Dollar Makes Feeble Rebound On Risk Aversion

A break from an active economic calendar has proven to be a boon for the US dollar. With only a few disappointments from second-tier US indicators Thursday morning, the dollar was able to rebound on another bout of risk aversion that was triggered by Chinese growth and inflation numbers that are expected to draw investment curbs and a withdrawal of liquidity that threatens to cause ripple throughout global markets.

By mid-New York session, EURUSD had given back most of its dollar gains after pulling up from its 1.3560 low and working its way back towards its recent two-year high. Alternatively, USDCHF was holding on to most of its 60 point intraday gains after putting in a weighty low at 1.20. Dollar gains were also sticking against the British pound as the market deliberates whether 2.0 is new support or not. Finally, USDJPY took the most heat from the Chinese data though 100-point dip to 117.60 was fully retraced later in the session as traders decide they are not yet ready to give up on the carry trade.
Though there were a few minor US economic indicators scheduled for release Thursday morning, the dollar had already found its fundamental step before capital markets even opened up for business. Asian markets were turned on their head in the overnight after Chinese officials said they would delay the growth and inflation reports until after the close. This warning meant only one thing to savvy traders - hot numbers which would likely lead to a tightening of monetary policy and possible investment curbs. Those reacting before the news actually hit the wires were vindicated when the first quarter GPD read hit the wires with an impressive 11.1 percent pace while the CPI figure printed a 3.3 percent pace that is the hottest in over two years. The threat that Chinese officials would remove liquidity and slow production was what shook the global economy. Should China move to sop up some of the excess liquidity in the market, passive investment in strategies like the carry trade becomes a risky venture on the threat of higher volatility. On the other hand, the markets have not responded to this data with the same intensity as the late-February correction that began with Chinese regulators warned that they were moving in to limit local investment through borrowed funds. Whether this is because investors are more confident this time around or that they are waiting for the actual fall out from the government has yet to be determined.
Back in the US, the economic offerings were light but meaningful. The anchor release for the day was the Philly Fed survey for April. According to the group’s numbers, manufacturing activity in the region was unchanged this month as a big drop in expected investment and boost in input prices offset a small rise in new orders and employment. For the sentiment, the indicator fell short of expectations of a rise to 2.0 with its 0.2 print. Though, the steady print from March matched that seen in the previously released Empire survey, perhaps suggesting the factory sector is stabilizing. Elsewhere, the leading indicators index marked the first positive reading in three months. The forecast of positive growth for the coming three to six months is a welcome sign considering growth has struggled in recent quarters. Conversely, today’s employment figures have dimmed one of the economy’s bright spots. Expected to drop 22,000, first-time jobless claims for the week ending April 14th only fell by 4,000 to 339,000. If labor trends wane, it would knock one of the strongest pillars of growth left for the world’s largest economy.
Initially riding a bear wave that was spreading through Asian and European stock markets, US equities opened sharply lower Thursday morning. However, as the day wore on, promising earnings numbers helped pull the benchmark indices back towards the black.

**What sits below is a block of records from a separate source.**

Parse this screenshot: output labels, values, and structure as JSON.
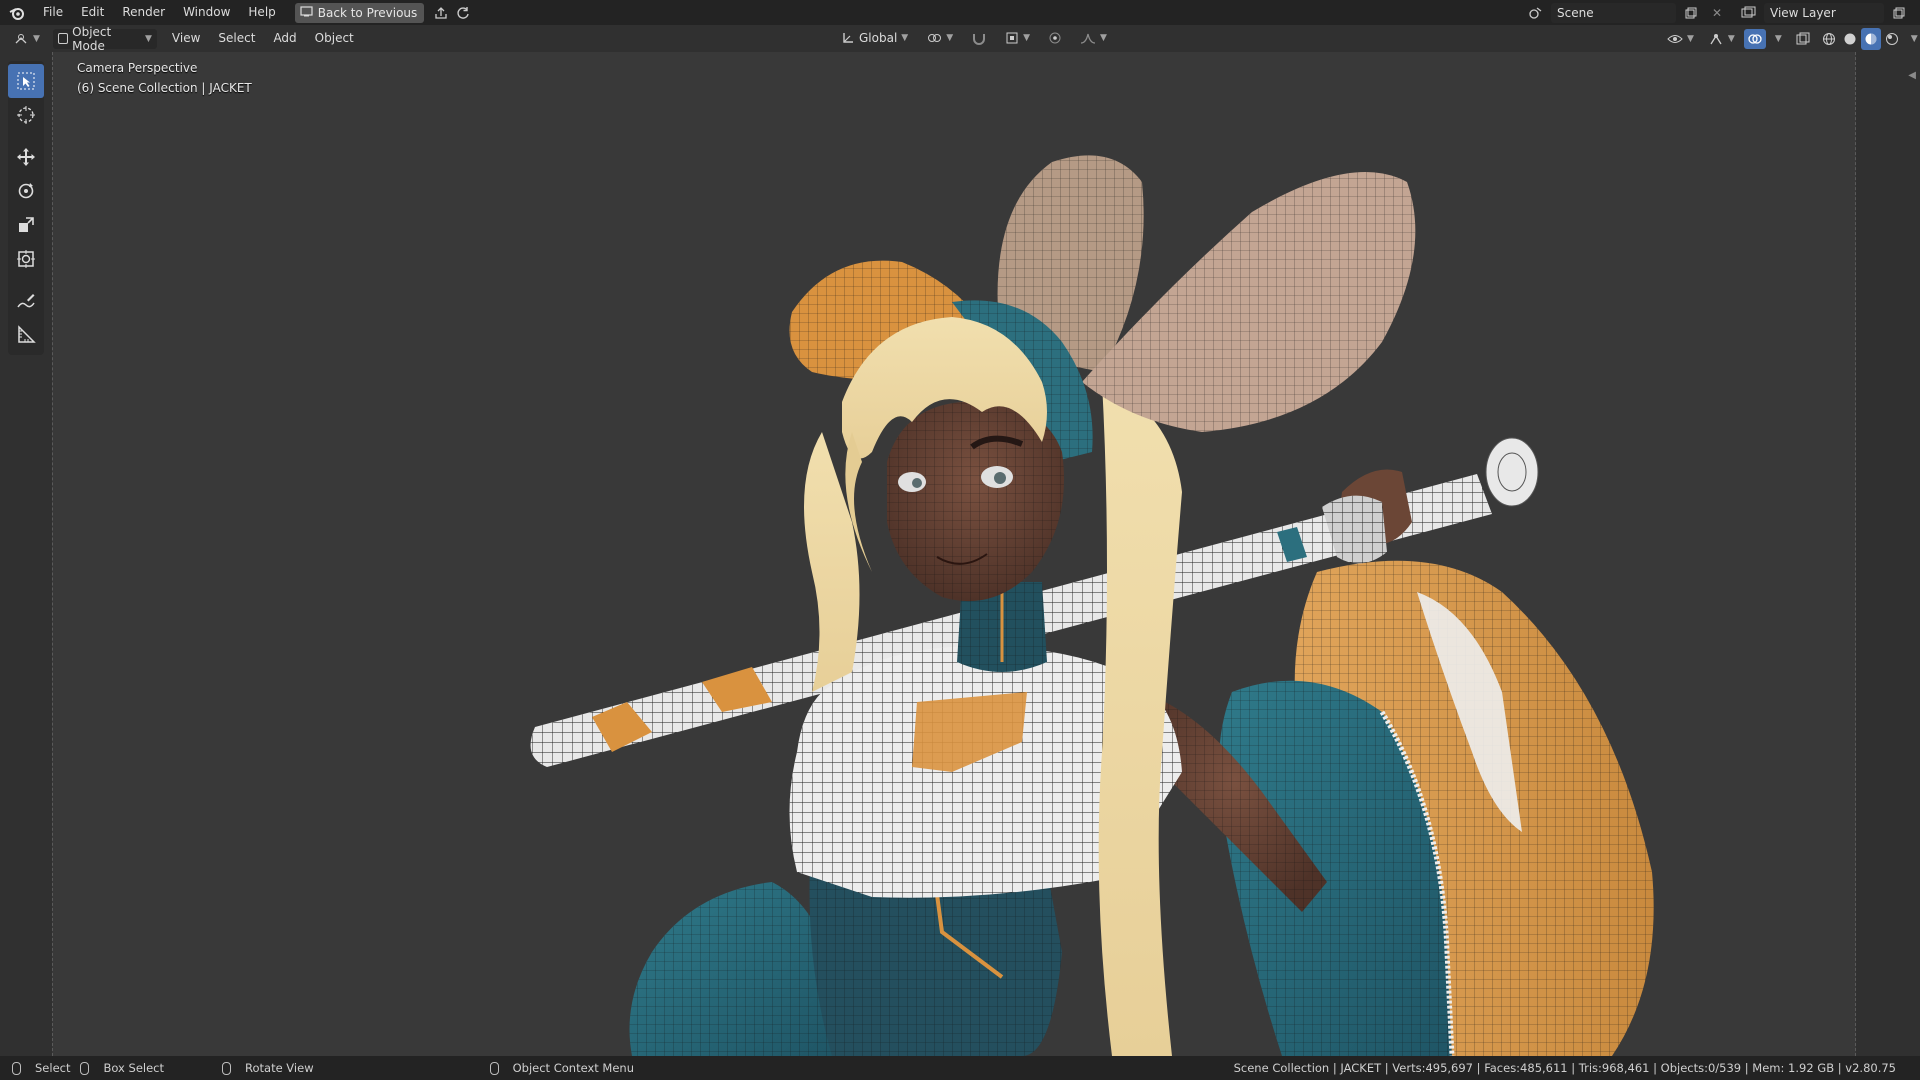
{
  "topbar": {
    "menu": [
      "File",
      "Edit",
      "Render",
      "Window",
      "Help"
    ],
    "back_button": "Back to Previous",
    "scene_name": "Scene",
    "view_layer_name": "View Layer"
  },
  "header": {
    "mode": "Object Mode",
    "menus": [
      "View",
      "Select",
      "Add",
      "Object"
    ],
    "transform_orientation": "Global"
  },
  "viewport": {
    "view_name": "Camera Perspective",
    "collection_info": "(6) Scene Collection | JACKET"
  },
  "toolbar": {
    "tools": [
      "select-box-icon",
      "cursor-icon",
      "move-icon",
      "rotate-icon",
      "scale-icon",
      "transform-icon",
      "annotate-icon",
      "measure-icon"
    ]
  },
  "statusbar": {
    "select": "Select",
    "box_select": "Box Select",
    "rotate_view": "Rotate View",
    "context_menu": "Object Context Menu",
    "stats": "Scene Collection | JACKET | Verts:495,697 | Faces:485,611 | Tris:968,461 | Objects:0/539 | Mem: 1.92 GB | v2.80.75"
  },
  "colors": {
    "accent": "#4772b3",
    "viewport_bg": "#393939",
    "jersey_teal": "#2c6f7e",
    "jersey_orange": "#d89a48"
  }
}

By 15:30 GMT, the NASDAQ Composite was holding the biggest drop with a 0.19 percent dip to 2,502.62. The S&P 500 was off 0.14 percent at 1,470.40 while the Dow was climbing fast though still in the red by 0.13 percent at 12,787.66. From the top market movers list, the blue-chip Altria Group was trading lower after releasing first quarter numbers that were below year-over-year levels. Shares of the conglomerate were off 1.2 percent at $69.24. For the financial sector, Bank of America reported first quarter adjusted income that was two cents above the markets expectations. Nevertheless, BoA shares were trading 1.8 percent off the open at $50.89. Schering-Plough’s 52 percent surge in first quarter profit was nothing but positive. Shares of the pharmaceutical were recently quoted 8.3 percent or $2.38 higher at $30.93.
The small move in Treasuries offered further proof that the risk aversion off of China’s growth and inflation data was not as intense as the February incidence. Ten-year notes were 3/32nds off the open at 99-22 with a yield a basis point higher at 4.662 by 15:30 GMT. Longer-termed bonds were down 10/32nds at 98-20 with yields up 2 basis points at 4.836.